Leptoctenus byrrhus walks with its front pair of
legs held forward as if they were "antennae." Even when at rest, often these legs are held off the ground.

==Habitat==

Leptoctenus byrrhus has been reported amid detritus, under rocks, at the entrance of a cave, and in a woodrat nest. Images on this page are of a spider found beneath a sheet of plywood lying on the ground.

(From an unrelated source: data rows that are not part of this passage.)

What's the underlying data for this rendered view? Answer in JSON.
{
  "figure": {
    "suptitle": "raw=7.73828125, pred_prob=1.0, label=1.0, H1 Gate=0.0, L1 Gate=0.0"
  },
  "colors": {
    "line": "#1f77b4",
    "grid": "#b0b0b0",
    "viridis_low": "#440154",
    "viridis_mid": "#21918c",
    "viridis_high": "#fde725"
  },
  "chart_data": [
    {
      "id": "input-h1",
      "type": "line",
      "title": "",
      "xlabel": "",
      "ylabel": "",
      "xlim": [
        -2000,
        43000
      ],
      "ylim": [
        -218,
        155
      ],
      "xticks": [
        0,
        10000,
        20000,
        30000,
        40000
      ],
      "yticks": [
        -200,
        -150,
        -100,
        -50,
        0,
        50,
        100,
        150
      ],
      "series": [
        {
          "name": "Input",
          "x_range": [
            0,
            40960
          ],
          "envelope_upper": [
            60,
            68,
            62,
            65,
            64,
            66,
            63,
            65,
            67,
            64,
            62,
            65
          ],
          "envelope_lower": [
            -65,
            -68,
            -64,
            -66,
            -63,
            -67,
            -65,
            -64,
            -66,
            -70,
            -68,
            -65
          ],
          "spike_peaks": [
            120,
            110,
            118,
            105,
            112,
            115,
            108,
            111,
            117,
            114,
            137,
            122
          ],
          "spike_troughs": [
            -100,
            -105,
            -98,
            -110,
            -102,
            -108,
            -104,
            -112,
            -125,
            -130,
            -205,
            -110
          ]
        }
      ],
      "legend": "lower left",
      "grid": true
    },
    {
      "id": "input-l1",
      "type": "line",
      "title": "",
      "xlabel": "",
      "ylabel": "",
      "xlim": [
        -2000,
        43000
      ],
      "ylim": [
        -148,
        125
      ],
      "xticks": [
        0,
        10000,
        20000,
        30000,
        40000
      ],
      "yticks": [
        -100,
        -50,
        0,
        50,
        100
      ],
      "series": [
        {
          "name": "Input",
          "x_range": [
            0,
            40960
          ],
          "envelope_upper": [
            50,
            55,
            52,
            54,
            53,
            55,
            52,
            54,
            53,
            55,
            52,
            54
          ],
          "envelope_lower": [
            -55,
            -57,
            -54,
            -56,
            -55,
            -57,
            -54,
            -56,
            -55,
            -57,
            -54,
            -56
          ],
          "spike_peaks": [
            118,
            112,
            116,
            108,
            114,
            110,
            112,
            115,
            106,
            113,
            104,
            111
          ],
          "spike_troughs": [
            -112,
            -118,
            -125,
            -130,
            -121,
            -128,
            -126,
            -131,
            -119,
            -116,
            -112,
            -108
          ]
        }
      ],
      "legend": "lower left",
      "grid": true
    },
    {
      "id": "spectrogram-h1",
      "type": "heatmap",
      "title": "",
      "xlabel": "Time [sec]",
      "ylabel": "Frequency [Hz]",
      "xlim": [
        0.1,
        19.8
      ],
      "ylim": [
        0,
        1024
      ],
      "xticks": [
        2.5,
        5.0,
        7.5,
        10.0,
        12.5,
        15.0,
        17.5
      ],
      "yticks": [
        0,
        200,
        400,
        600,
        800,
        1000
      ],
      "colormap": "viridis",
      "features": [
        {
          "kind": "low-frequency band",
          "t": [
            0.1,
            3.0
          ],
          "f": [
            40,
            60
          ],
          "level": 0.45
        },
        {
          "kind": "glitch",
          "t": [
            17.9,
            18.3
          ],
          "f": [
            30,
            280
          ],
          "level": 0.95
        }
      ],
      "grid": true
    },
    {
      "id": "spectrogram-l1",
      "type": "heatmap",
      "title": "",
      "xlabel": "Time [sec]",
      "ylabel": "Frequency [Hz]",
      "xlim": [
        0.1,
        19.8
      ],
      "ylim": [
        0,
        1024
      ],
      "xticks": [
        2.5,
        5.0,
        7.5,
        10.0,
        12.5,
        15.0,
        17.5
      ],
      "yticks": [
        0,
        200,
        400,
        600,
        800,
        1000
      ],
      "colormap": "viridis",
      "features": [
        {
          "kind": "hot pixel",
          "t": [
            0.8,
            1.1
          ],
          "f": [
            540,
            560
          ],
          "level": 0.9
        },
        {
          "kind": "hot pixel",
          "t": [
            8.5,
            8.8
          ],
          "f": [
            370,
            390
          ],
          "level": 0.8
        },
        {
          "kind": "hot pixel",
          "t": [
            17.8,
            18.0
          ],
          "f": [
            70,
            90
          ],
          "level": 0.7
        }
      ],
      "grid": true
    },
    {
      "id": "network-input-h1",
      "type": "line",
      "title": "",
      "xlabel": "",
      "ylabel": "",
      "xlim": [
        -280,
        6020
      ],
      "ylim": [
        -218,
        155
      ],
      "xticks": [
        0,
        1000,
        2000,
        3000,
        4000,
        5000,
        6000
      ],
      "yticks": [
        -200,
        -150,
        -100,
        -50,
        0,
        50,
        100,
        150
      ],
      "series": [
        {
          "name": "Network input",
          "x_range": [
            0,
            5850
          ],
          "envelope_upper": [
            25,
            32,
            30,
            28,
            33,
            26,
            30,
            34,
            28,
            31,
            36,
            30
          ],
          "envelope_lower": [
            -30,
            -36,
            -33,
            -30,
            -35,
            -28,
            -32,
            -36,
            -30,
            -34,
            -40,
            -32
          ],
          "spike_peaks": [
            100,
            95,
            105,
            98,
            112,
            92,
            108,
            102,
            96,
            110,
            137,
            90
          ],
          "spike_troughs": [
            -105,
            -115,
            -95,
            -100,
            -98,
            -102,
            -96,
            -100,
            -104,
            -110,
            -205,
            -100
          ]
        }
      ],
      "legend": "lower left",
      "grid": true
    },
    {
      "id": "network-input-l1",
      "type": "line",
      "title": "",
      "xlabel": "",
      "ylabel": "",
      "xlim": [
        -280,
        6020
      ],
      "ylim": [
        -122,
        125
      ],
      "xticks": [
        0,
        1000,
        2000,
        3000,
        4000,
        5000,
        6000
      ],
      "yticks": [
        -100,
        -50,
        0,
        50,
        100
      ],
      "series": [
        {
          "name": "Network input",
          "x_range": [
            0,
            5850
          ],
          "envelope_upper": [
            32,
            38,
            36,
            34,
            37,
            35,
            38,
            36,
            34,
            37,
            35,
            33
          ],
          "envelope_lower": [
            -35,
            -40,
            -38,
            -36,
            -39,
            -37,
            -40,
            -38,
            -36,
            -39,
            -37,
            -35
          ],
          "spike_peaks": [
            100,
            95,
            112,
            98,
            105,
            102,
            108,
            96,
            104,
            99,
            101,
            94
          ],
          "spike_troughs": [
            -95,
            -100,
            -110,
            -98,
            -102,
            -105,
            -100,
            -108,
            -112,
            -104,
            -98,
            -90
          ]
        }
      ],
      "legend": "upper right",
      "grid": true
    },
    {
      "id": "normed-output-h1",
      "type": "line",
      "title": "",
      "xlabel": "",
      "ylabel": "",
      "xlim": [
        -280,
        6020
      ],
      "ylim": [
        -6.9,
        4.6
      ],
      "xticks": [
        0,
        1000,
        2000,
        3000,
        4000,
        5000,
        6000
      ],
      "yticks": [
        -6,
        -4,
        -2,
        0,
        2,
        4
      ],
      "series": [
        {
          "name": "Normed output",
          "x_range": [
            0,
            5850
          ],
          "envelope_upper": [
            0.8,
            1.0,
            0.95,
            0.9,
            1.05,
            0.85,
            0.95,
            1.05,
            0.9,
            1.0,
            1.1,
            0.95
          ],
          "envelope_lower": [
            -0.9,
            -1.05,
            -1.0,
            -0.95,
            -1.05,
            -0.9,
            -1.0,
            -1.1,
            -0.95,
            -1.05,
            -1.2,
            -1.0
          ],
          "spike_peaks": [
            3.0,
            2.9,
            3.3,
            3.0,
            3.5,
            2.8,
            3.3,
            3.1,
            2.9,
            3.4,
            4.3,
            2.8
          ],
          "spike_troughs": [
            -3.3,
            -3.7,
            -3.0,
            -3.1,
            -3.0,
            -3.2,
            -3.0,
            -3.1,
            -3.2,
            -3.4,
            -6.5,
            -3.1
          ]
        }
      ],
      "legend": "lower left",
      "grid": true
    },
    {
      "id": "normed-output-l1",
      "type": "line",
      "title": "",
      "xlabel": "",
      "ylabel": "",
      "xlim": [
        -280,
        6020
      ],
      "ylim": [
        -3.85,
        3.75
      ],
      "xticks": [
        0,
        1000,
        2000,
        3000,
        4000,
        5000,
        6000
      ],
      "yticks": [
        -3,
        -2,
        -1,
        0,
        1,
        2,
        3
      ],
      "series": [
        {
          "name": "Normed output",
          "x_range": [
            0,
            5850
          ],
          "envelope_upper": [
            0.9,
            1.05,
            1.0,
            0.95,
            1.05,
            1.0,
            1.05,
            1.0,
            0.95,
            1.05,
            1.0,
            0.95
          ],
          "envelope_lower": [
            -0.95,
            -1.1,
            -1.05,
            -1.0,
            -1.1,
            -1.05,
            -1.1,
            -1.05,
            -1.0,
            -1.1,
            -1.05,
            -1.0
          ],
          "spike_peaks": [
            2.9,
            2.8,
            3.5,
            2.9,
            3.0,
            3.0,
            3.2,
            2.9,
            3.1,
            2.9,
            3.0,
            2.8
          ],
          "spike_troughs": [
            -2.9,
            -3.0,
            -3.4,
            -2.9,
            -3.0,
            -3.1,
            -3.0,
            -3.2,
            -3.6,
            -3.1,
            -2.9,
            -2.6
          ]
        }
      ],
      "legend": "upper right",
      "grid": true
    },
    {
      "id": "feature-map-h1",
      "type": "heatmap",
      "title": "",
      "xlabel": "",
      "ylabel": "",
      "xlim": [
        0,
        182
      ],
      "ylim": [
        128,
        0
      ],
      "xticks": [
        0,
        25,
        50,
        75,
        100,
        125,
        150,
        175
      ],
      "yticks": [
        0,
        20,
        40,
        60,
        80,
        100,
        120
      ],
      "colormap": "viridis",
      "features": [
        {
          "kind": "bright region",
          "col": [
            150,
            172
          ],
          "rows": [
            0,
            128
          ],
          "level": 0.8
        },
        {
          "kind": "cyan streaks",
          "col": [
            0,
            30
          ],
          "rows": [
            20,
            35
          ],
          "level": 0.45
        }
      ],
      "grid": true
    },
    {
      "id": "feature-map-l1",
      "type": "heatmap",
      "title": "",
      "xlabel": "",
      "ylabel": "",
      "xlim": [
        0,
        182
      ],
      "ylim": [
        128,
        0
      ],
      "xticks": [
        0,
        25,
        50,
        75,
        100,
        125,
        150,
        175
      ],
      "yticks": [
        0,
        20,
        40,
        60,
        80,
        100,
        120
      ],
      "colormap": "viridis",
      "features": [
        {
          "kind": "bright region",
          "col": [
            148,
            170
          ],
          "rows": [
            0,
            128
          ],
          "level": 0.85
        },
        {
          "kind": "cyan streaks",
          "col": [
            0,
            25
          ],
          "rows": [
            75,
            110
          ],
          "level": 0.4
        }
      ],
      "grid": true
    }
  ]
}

In the northeastern Mexican city of Ciudad Victoria in the state of Tamaulipas, Leptoctenus byrrhus has been encountered inside people's houses.

==Distribution==

The GBIF distribution map showing georeferenced observations of Leptoctenus byrrhus indicates that the species occurs in southern Texas and northeastern Mexico.

==Taxonomy==

The species Leptoctenus byrrhus was first described by Eugène Simon in 1888, on page 210 of the Annales de la Société entomologique de France. His type specimen was from someplace in Mexico.

==Etymology==

In the genus name Leptoctenus, the lepto- is from the Ancient Greek meaning "slender, thin, narrow, graceful, fine..." The -ctenus is from the Greek cten, meaning "comb." This may refer to the line of fine hairs on the legs, the calamistrum.